Coal accounted for 37 percent of world energy production in 1960, but dropped to 18 percent by 1977, according to a report by the Washington-based Transportation Institute, a management association representing 174 U.S.-flag shipping companies.
But the institute said rising oil prices reducing availability of oil supplies has increased world demand for coal, and that coal will costitute between 25 percent to 32 percent of the world's total energy use by the year 2000.
"To seize the opportunities before us . . . the United States must become a competitive and reliable supplier" of coal, the union leader said in a statement that struck some domestic coal industry sources as being ironic.

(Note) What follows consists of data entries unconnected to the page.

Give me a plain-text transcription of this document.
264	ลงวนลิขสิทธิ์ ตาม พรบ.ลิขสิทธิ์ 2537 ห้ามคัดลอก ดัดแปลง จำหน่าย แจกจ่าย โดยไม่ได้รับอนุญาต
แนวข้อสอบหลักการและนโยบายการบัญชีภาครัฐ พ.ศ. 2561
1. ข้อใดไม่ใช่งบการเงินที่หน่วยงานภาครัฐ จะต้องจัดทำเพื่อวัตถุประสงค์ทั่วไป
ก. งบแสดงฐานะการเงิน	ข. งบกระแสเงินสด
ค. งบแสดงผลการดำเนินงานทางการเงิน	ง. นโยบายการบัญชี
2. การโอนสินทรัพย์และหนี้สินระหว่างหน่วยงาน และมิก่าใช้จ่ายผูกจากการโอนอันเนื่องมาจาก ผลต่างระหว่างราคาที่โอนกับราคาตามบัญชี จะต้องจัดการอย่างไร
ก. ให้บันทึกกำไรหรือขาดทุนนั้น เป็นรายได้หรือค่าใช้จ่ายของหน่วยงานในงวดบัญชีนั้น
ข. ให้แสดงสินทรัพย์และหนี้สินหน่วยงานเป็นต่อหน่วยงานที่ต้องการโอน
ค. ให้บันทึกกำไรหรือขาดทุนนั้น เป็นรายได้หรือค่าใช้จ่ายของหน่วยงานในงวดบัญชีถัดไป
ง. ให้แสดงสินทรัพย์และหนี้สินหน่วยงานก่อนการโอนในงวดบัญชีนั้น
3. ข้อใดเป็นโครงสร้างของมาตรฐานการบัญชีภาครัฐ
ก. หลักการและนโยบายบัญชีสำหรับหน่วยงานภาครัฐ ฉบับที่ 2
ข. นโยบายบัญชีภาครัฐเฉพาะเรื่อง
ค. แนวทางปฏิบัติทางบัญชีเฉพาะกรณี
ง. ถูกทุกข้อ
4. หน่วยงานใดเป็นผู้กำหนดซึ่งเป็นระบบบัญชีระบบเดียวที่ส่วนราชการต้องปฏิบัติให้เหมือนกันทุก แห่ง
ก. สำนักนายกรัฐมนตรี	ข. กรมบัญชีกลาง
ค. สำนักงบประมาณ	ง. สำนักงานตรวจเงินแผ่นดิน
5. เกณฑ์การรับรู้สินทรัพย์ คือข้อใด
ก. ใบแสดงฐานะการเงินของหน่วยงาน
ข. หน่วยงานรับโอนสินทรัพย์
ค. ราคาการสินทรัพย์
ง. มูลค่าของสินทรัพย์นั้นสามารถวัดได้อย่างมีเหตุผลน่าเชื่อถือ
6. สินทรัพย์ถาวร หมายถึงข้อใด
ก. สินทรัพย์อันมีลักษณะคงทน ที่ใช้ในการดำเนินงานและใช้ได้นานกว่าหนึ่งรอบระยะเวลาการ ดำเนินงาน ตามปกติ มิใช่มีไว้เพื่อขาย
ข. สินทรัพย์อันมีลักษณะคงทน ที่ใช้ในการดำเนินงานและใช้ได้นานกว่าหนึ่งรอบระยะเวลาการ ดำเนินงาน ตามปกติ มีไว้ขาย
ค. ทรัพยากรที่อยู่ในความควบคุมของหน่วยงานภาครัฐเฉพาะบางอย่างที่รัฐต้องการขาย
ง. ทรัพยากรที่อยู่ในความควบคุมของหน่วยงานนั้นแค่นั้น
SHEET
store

A source at the Washington-based National Coal Association, an industry lobbying group, agreed with Drozak's contention that the U.S. isn't exploiting "idle capacity in the coal industry" because it doesn't have the wherewithal to ship larger volumes of mostly steam-gathering coal overseas. But the current strike by the independent United Mine Workers against eastern coal producers, where much of the domestic steam coal is mined, is also hurting foreign buyers' confidence in the reliability of U.S. coal suppliers, the NCA source said.